Cobalt(II) acetate is the cobalt salt of acetic acid. It is commonly found as the tetrahydrate Co(CH_{3}CO_{2})_{2}·4 H_{2}O, abbreviated Co(OAc)_{2}·4 H_{2}O. It is used as a catalyst.

==Synthesis and structure==
Like many other transition metal acetates, cobalt(II) acetate forms by the reaction of cobalt oxide or hydroxide and acetic acid:
 CoO + 2 CH_{3}CO_{2}H + 3 H_{2}O → Co(CH_{3}CO_{2})_{2}·4H_{2}O
The tetrahydrate has been shown by X-ray crystallography to adopt an octahedral structure, the central cobalt centre being coordinated by four water molecules and two acetate ligands.

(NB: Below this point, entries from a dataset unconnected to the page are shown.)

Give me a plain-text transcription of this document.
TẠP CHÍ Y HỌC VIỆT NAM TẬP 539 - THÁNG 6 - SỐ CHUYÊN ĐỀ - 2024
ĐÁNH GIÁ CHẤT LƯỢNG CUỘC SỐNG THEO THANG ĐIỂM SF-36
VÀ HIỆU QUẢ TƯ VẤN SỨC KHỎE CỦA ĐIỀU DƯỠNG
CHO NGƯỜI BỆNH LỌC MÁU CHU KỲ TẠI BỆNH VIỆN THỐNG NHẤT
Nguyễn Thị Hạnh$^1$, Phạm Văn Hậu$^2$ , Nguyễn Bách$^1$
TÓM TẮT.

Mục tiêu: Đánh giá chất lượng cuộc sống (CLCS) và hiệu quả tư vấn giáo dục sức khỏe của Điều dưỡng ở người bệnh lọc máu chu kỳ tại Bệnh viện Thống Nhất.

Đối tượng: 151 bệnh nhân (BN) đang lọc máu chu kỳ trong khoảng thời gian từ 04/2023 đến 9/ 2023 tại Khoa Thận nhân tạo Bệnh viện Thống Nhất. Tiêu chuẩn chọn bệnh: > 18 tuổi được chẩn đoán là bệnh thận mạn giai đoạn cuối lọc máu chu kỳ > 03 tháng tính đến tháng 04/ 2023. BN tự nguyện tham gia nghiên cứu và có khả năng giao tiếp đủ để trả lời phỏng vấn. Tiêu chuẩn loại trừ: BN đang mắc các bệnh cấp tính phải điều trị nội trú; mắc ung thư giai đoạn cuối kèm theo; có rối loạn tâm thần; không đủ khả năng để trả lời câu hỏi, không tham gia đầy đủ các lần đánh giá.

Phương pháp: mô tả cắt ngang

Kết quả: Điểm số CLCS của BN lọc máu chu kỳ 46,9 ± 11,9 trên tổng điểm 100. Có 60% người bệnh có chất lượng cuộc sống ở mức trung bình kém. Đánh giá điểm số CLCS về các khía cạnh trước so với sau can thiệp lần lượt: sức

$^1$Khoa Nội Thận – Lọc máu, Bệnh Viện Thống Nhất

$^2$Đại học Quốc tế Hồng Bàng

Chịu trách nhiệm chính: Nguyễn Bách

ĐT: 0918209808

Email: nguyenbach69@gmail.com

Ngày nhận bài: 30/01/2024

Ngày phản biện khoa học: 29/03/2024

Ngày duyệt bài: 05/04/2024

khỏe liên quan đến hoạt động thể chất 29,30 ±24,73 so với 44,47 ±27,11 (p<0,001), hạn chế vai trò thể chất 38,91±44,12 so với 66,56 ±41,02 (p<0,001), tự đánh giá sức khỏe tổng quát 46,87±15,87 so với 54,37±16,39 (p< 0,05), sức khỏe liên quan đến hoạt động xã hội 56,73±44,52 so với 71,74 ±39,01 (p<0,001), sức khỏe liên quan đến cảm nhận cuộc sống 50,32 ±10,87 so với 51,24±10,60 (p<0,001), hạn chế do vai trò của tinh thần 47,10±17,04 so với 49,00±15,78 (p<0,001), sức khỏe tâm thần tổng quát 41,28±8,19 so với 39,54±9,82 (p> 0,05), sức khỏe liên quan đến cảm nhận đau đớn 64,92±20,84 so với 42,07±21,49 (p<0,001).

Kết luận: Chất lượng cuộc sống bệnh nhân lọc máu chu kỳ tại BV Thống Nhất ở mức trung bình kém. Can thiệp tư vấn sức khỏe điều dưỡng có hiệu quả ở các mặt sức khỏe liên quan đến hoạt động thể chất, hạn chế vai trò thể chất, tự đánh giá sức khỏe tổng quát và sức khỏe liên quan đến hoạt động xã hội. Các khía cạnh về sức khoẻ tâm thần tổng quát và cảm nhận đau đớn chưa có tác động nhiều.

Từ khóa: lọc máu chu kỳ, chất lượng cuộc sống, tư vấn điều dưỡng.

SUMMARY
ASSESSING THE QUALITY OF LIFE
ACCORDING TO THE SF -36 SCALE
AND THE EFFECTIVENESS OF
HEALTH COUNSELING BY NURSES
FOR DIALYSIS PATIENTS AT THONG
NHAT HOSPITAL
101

The analogous nickel acetate is isostructural.

Various hydrates are known including Co(CH_{3}CO_{2})_{2}·H_{2}O and [Co(CH_{3}CO_{2})_{2}]_{5}·0.5 H_{2}O. These are coordination polymers:

Segment of the Co(OAc)_{2}(H_{2}O) chain

==Reactions and uses==
Cobalt acetate is a precursor to various oil drying agents, catalysts that allow paints and varnishes to harden.

Anhydrous cobalt acetate is a widely used source of cobalt in the synthesis of materials, catalyst, and complexes.

Oxidation of acetic acid solutions of cobalt(II) acetate, e.g. with ozone, gives cobalt(III) acetates, which are strong oxidants.